Grads see brighter days
THE 1993-94 recruiting year proved to be better for college graduates than past years, with stronger economic growth contributing to increased opportunities. But, while starting-salary offers to most graduates have risen since last year, low inflation rates continue to keep most increases to a minimum, according to the ``CPC Salary Survey'' published by College Placement Council Inc. of Bethlehem, Pa.
Service-sector employers provided most employment opportunities - 57.5 percent - this year for college graduates, says Dawn Oberman, a council official. Manufacturing employers extended 28.8 percent of offers to this year's graduates; government and nonprofit employers provided 13.7 percent.

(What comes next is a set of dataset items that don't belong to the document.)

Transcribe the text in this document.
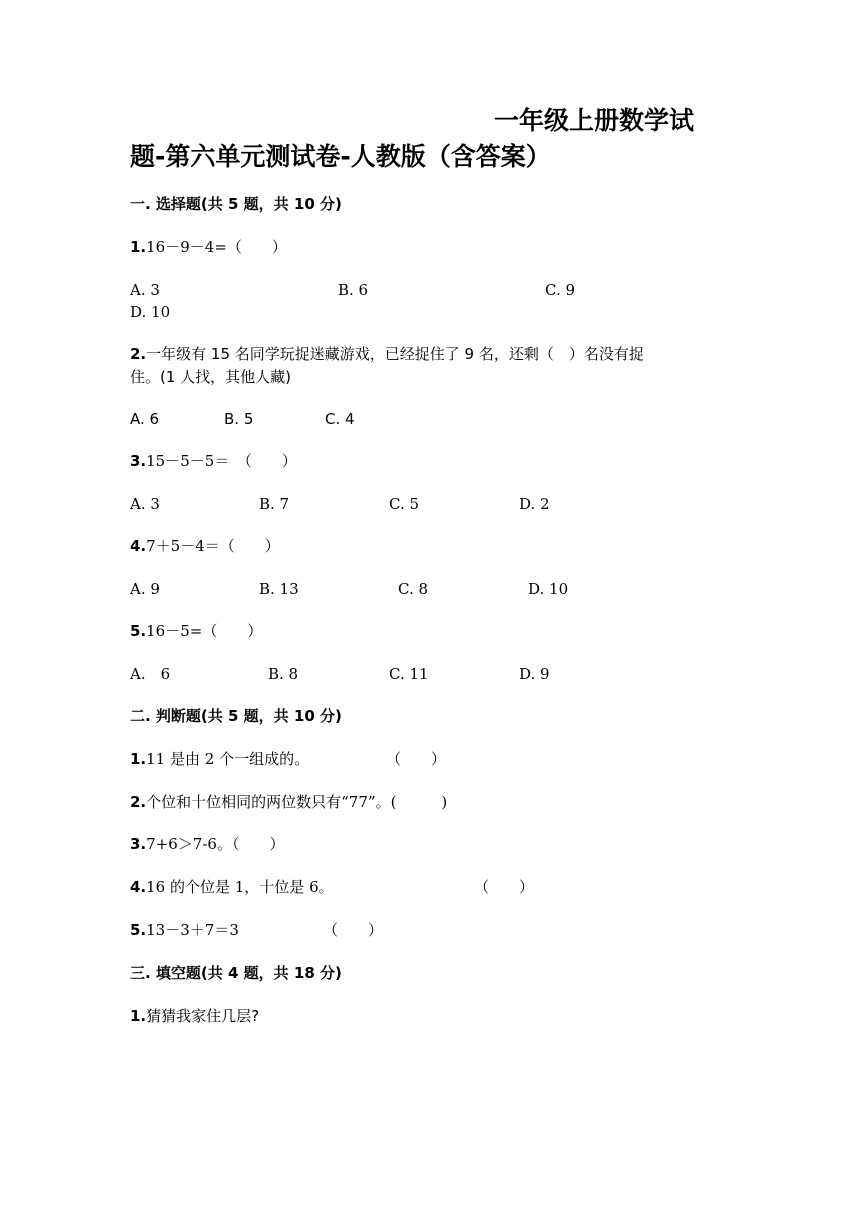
一年级上册数学试
题-第六单元测试卷-人教版（含答案）
一. 选择题(共 5 题，共 10 分)
1.16－9－4=（　　）
A. 3	B. 6	C. 9
D. 10
2.一年级有 15 名同学玩捉迷藏游戏，已经捉住了 9 名，还剩（　）名没有捉
住。(1 人找，其他人藏)
A. 6	B. 5	C. 4
3.15－5－5＝　（　　）
A. 3	B. 7	C. 5	D. 2
4.7＋5－4＝（　　）
A. 9	B. 13	C. 8	D. 10
5.16－5=（　　）
A.　6	B. 8	C. 11	D. 9
二. 判断题(共 5 题，共 10 分)
1.11 是由 2 个一组成的。	（　　）
2.个位和十位相同的两位数只有“77”。(　　　)
3.7+6＞7-6。（　　）
4.16 的个位是 1，十位是 6。	（　　）
5.13－3＋7＝3	（　　）
三. 填空题(共 4 题，共 18 分)
1.猜猜我家住几层?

Overall, public accounting employers extended the most job offers - 14.1 percent - to this year's graduates.
Candidates in most business disciplines posted respectable gains in their starting-salary offers. Accounting graduates' salaries rose 3.2 percent to average $28,372, while that of business-administration graduates rose 2.2 percent to $25,102. Sneaker sales rebound
SALES of athletic footwear rose 5.2 percent in number of pairs in the first four months of 1994 but edged up only 1.4 percent in retail dollars, according to a national consumer study by the Athletic Footwear Association in North Palm Beach, Fla.
Consumers purchased 115,779,000 pairs of athletic footwear from January through April, and they spent $3,378,000,000 during that period.
``[The] post-recession demand for athletic footwear is greater than it has been for several years, but ... competitive pressures are containing prices,'' says Gregg Hartley, executive director of the AFA.